Doug is one of the world’s foremost experts on economic and monetary history and an excellent and open-minded scholar. I am happy that he is has written this piece for the FT and can only hope that he will one day take up blogging as well.
PS the headline on Doug’s piece is somewhat misleading: “Why modern monetarists are sceptical about QE3”. I know for a fact that that is not the headline Doug put on his piece – sometimes editors makes odd mistakes.
Bill Marder
/ October 16, 2012What do you think about the Divisia indexes? Who publishes them? Do you think we should pay more attention to them?
Lars Christensen
/ October 16, 2012Bill, I in general think Divisia money is a useful concept. See my previous posts on the issue here: https://marketmonetarist.com/2012/01/04/barnett-getting-it-right/
And here: https://marketmonetarist.com/2012/01/04/divisia-money-and-a-subjectivist-approach-to-the-demand-for-money/
In the US Divisia money series are provided by Center for Financial Stability: http://www.centerforfinancialstability.org/index.php
In other countries Divisia series are provided by local central banks – for example the Polish central bank produces a Divisia series.

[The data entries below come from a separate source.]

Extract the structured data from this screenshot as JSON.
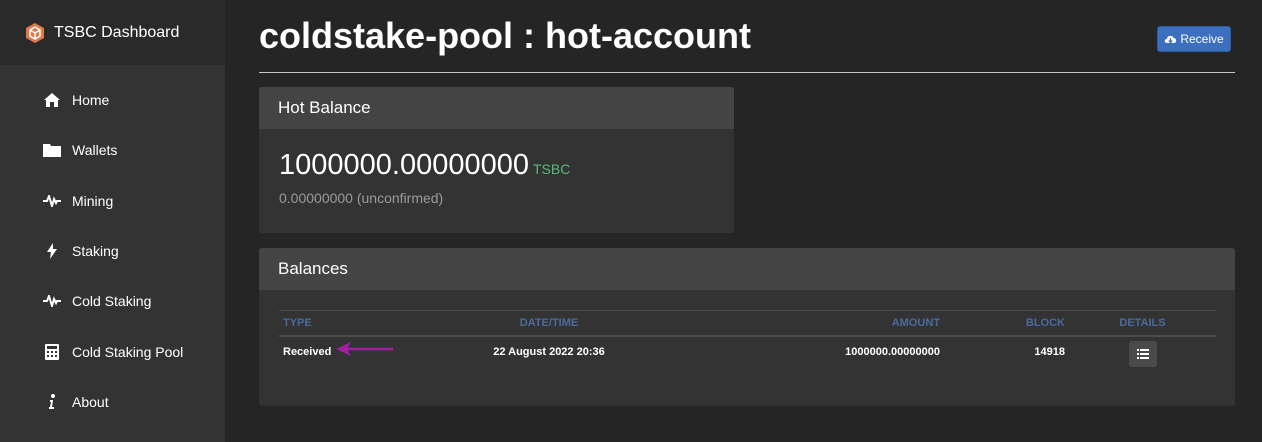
{
  "brand": {
    "title": "TSBC Dashboard"
  },
  "nav": [
    {
      "label": "Home",
      "icon": "home-icon"
    },
    {
      "label": "Wallets",
      "icon": "folder-icon"
    },
    {
      "label": "Mining",
      "icon": "pulse-icon"
    },
    {
      "label": "Staking",
      "icon": "bolt-icon"
    },
    {
      "label": "Cold Staking",
      "icon": "pulse-icon"
    },
    {
      "label": "Cold Staking Pool",
      "icon": "calculator-icon"
    },
    {
      "label": "About",
      "icon": "info-icon"
    }
  ],
  "page": {
    "title": "coldstake-pool : hot-account",
    "receive_label": "Receive"
  },
  "hot_balance": {
    "title": "Hot Balance",
    "amount": "1000000.00000000",
    "unit": "TSBC",
    "unconfirmed": "0.00000000 (unconfirmed)",
    "unit_color": "#5cb877"
  },
  "balances": {
    "title": "Balances",
    "columns": [
      "TYPE",
      "DATE/TIME",
      "AMOUNT",
      "BLOCK",
      "DETAILS"
    ],
    "rows": [
      {
        "type": "Received",
        "datetime": "22 August 2022 20:36",
        "amount": "1000000.00000000",
        "block": "14918",
        "details_icon": "list-icon"
      }
    ]
  },
  "annotation": {
    "arrow_color": "#a020a0",
    "icon": "arrow-left-icon"
  }
}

The foremost expert on Divisia Money is Bill Barnett who has written a book about the present crisis and how Divisia money could have helped the fed avoid the crisis: http://www.amazon.com/Getting-Wrong-Statistics-Undermine-Financial/dp/0262516888/ref=sr_1_2?ie=UTF8&qid=1350363869&sr=8-2&keywords=getting+it+wrong
See Bill’s blog here: http://economistmind.blogspot.dk/
Saturos
/ October 16, 2012But could Doug Irwin explain a failure of QE to expand Divisia money if IOR had not been paid? He is taking an old monetarist approach, in terms of which Fed staffers feel justified in their actions. He also leaves himself open to the charge of reflating bubbles. I don’t think he would convince John Taylor. (Then again I don’t think anyone would convince John Taylor.)